A lot of people combine gravel cleaning with their water change. You will need to clean your gravel with a gravel vacuum to ensure that residue or uneaten food hasn’t been trapped in your substrate.

You will need to clean your filter media every so often. There is no rule of thumb for this, but if it looks dirty and clogged up, then it’s way overdue. Start by taking a few cups of water from your tank and placing it in a bucket. By cleaning the media using tank water it preserves beneficial bacteria won’t get killed.

For biological filters, all you want to do is to gently clean it with some tank water. This is because you don’t want to damage any of the bacteria that’s present. A quick wipe is all that’s needed before putting it back into your filtration system.

Chemical filters only need to be cleaned by changing the carbon filter on a regular basis.

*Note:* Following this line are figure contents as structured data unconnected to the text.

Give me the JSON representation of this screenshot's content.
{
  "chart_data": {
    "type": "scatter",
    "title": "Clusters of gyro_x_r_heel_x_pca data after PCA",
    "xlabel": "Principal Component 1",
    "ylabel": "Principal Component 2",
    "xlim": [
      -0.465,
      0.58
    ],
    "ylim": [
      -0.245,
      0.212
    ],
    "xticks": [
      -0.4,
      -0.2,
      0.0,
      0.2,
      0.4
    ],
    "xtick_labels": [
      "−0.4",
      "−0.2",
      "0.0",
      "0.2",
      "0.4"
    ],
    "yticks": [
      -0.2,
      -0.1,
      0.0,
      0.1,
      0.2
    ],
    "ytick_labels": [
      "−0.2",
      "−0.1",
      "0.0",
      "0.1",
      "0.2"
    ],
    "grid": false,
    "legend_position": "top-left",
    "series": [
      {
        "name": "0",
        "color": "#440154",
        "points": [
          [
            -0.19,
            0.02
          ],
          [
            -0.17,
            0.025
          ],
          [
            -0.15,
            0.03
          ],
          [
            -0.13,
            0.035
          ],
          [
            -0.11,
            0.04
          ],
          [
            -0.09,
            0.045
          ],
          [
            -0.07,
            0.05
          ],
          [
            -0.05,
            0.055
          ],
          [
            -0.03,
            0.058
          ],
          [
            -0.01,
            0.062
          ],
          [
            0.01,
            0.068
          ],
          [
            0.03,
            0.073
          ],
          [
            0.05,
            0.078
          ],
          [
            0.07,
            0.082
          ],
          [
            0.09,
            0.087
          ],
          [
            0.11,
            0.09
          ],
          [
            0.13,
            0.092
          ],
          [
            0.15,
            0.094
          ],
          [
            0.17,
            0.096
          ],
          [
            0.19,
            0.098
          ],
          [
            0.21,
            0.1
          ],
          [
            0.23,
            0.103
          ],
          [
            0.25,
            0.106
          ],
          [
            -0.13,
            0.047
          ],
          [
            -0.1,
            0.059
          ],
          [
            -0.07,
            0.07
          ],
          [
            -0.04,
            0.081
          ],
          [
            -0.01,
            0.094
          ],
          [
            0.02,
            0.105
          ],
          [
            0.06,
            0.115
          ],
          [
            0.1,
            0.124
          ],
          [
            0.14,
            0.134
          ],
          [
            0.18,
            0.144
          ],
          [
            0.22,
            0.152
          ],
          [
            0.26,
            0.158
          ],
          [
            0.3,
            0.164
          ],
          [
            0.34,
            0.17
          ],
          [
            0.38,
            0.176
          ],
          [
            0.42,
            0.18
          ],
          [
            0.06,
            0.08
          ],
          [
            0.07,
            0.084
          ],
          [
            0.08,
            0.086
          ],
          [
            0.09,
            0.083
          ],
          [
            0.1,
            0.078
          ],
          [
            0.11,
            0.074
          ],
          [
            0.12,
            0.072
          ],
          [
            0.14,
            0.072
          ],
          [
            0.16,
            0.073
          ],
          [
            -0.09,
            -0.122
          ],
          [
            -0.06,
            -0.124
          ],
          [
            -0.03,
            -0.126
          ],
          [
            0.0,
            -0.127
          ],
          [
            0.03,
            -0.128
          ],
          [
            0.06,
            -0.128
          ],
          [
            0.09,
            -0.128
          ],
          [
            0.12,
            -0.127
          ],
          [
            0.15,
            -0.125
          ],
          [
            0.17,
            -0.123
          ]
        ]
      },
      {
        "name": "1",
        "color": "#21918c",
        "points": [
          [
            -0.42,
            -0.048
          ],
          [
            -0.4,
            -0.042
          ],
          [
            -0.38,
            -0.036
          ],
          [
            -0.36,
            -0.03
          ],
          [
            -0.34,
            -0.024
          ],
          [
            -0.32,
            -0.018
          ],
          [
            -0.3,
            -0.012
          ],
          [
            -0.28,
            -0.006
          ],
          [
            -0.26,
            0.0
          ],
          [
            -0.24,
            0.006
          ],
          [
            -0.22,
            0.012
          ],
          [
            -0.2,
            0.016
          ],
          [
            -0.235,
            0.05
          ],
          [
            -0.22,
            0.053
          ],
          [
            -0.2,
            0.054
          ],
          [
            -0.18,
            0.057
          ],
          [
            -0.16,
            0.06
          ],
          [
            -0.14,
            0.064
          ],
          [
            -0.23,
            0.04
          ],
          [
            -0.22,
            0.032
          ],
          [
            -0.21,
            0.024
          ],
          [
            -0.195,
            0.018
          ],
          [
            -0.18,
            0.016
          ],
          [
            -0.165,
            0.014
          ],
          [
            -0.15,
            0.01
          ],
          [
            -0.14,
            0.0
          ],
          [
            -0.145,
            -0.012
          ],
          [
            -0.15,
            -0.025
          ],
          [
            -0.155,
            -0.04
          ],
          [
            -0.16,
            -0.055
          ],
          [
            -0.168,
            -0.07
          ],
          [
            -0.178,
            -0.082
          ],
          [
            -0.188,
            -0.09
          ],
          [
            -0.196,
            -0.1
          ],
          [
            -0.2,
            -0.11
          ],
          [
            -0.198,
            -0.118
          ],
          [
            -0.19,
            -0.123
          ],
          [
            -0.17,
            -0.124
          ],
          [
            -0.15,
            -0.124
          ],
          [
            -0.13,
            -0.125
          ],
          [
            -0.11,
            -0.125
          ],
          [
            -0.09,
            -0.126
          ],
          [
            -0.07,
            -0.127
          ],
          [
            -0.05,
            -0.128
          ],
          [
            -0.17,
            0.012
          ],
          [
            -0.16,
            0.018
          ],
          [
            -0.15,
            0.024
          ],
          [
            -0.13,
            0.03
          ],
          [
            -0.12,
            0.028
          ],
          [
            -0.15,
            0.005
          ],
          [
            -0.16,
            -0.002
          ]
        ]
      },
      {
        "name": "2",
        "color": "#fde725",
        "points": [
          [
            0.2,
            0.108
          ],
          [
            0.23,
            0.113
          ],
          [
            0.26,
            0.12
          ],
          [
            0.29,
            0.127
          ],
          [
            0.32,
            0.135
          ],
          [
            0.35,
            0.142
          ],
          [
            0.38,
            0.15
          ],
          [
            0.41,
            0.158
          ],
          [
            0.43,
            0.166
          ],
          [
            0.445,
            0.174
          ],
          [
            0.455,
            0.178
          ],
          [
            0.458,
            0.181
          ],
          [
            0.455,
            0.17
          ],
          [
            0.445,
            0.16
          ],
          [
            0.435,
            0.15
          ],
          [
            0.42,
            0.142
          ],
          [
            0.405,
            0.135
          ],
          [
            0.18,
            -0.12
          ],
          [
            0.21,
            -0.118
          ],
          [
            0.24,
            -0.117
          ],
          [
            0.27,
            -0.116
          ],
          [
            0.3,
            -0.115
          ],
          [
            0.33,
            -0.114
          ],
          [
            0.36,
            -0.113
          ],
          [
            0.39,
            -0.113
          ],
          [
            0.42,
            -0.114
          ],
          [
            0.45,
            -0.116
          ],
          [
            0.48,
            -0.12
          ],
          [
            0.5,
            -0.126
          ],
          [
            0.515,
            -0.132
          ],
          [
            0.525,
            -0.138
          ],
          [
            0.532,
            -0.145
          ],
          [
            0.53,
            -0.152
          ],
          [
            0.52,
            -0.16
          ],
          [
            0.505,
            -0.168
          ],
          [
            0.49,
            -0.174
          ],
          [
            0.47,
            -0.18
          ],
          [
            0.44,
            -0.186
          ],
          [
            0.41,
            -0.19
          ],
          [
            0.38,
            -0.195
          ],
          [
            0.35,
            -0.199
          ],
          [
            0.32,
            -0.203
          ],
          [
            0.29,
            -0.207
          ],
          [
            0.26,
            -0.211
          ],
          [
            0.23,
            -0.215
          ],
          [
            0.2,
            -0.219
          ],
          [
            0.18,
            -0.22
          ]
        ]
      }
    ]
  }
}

Replace your carbon if you notice that the water is starting to get cloudy or starts producing a odor. It’s recommended replacing carbon every month. There are also other chemical filter media such as purigen which lasts several months; you can also reuse it – think of it as carbon on steroids. 😉 It will definitely keep your fish tank clear.

This concludes our in-depth guide on starting a fish tank. If you have any questions feel free to contact us or leave a comment down below!


Hi, my name is Jordan. I've been in the fishkeeping hobby since my childhood. Welcome to my blog where I help fishkeepers enjoy the hobby by offering free guides, advice, & product reviews. Read more...


  • I have been reading several of these articles and am glad to have found a simple neutral site to read info from. I also have been watching Pectec, Dustin’s Fish, Rachel O’Leary. The DIY fishkeeper, Serpa Design, and a few others. I would like an advice list on this idea for a new tank/ new to the hobby after 20 years away.
    I want a planted tank, with either plant substrate or soil that is capped by pea gravel / larger sized sand in the natural colors in the clay flower pots. I want to use clay flower pots as my hiding spots on their sides. A few rocks to make a little cliff image, and maybe one or two small little figurines/ornaments. I would use Hornwort, Crypt, and a few others I can’t think of the name of but are low light and common.
    I want 5 Glowlight tetras and 5 Neon tetras, 3 panda Cory, a few nerite snails, and maybe a few ghost shrimp. 10 gal tank with a <20 gal filter and a heater. Please tell me if I am on the right track. thank you.

    • Jordan says:

      Hey Mary Beth,

      First off, thanks for reading! Glad I could help!

      For substrate I recommend using aquasoil instead of capped topsoil. It doesn’t only save you the mess, it also saves you money. If you (accidentally) gravel vac too deeply or move a plant from one place to another you may have soil come up and leave you with a murky tank. Also if you plan on upgrading your tank or re-scaping you can easily drain your tank then remove or shift the aquasoil around.

      Your vision seems great and would love to see how it turns out!

      As for plants here’s a personal list of plants for low tech tanks:
      Foreground – crypt parva, marsilea minuta, microswords, Christmas moss, flame moss, bucephalandras, anubias nana petite

      Mid and background – crypt wendtii, crypt lucens, crypt balansae, lagenandra meeboldi, hygrophila augustifolia, ludwugia repent, ludwigia arcuata x repens, bacopa sp, anubias sp, hemianthus micranthemoides, buces, corkscrew vals, Amazon swords, dwarf sag (might get invasive)

      I’m currently running a Finnex Planted Tank + 24/7 on my low-tech planted shrimp tank. Highly recommend!

      Your stock sounds great, be sure to run a pre-filter on your filter so your shrimp and fish don’t disappear!


  • Afton Jackson says:

    Learning more and more about things like filters and pumps was extremely helpful to me as an upcoming owner. If I hadn’t read this, it might have ended up being a failure during my first attempt at trying to raise some fish like this as the water might not be treated for the fish properly. I’ll make sure I pick up supplies like these before I go to a pet store and set up an aquarium of my own.